Stephen Upstone, CEO and co-founder, LoopMe
“For brands the iPhone meant the first serious shake-up in marketing. While desktop replicated TV in many ways, mobile was an utterly different medium and one that's still posing challenges ten years on.
“Apple faces a challenge for the next 10 years. It has been the market leaders for over a decade and disruption can happen overnight. They must embrace new technologies such as AI and VR to keep their products at the cutting-edge of innovation.”
Kathy Menis, senior vice president, marketing, Signal
“On its release, the iPhone instantly became a symbol of excellence in user experience. Its introduction also forced UK marketers and high street heavyweights to completely rethink the way they connect with customers.
“The smartphone explosion catalysed by the iPhone’s launch forever impacted how consumers interact with each other and their favourite brands. Today’s brand experiences aren’t defined by device, channel or campaign, but by who the customer is, their preferences and past behaviour. That means that today’s marketers need to adapt almost instantaneously to new technology launches, delivering a consistent customer experience across all platforms.”
James Shepherd, EMEA commercial director, M&C Saatchi Mobile
“Today, in a world full of Twitters, Ubers and Deliveroos, we are just one click away from all the information and convenience we want. iPhone started this all 10 years ago, triggering a step change in how we work, play and entertain ourselves and engage with brands and services.
“It’s impossible to predict what the next ten years will bring, but it’s a safe bet that AI-powered digital assistants will play a significant role.
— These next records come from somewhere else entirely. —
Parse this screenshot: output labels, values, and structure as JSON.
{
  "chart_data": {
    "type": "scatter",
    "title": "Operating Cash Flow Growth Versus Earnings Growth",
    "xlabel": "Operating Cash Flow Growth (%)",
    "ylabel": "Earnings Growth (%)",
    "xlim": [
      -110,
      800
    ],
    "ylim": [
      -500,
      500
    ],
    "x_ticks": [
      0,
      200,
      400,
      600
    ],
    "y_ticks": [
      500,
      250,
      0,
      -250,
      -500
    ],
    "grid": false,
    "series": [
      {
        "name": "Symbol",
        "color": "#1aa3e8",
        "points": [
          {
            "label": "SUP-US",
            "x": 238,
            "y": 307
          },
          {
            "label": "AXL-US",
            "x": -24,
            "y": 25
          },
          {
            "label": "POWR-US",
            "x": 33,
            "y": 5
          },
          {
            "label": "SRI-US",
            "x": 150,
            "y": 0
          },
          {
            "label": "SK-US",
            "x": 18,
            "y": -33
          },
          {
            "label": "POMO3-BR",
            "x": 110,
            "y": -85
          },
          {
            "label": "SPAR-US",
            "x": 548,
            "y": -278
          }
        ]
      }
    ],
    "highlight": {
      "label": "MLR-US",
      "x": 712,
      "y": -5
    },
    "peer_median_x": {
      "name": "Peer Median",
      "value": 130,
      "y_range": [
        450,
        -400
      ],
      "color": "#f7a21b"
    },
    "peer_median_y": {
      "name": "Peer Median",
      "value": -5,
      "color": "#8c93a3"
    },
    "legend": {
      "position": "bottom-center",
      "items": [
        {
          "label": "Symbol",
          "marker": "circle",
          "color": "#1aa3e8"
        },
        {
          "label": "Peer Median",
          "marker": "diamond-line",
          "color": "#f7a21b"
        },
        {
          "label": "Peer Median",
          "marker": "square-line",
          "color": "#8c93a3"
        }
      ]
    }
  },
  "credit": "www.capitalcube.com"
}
Siri started the trend on smartphones, and race is now on to make the definitive AI voice assistant – something that largely depends on technology's ability to make the human connection deeper. We need technology to understand us contextually, emotionally and mimic the ways we develop relationships with people, rather than just extrapolating the linear relationship that we've built up with technology to date.”
Dale Lovell, UK MD and chief digital officer, Adyoulike
“It is hard to understate the impact the iPhone has had on advertising as a whole. Its effect on advertising to consumers is as big, if not bigger, than the introduction of the trusty billboard.
“The level of spend growth is simply staggering. In 2008, the same year that Apple App store launched with just 500 apps, UK mobile ad spend accounted for a paltry £28.6m. By last year, mobile spend reached a new record of £3.9bn.
Yet technology and disruption never stands still. We’re already approaching a ‘post-app’ era. More and more consumers are turning to apps that provide a multitude of functions, instead of one app that serves a single purpose. This presents a number of challenges to publishers, advertisers and brands, one solution to which is the use of native advertising.”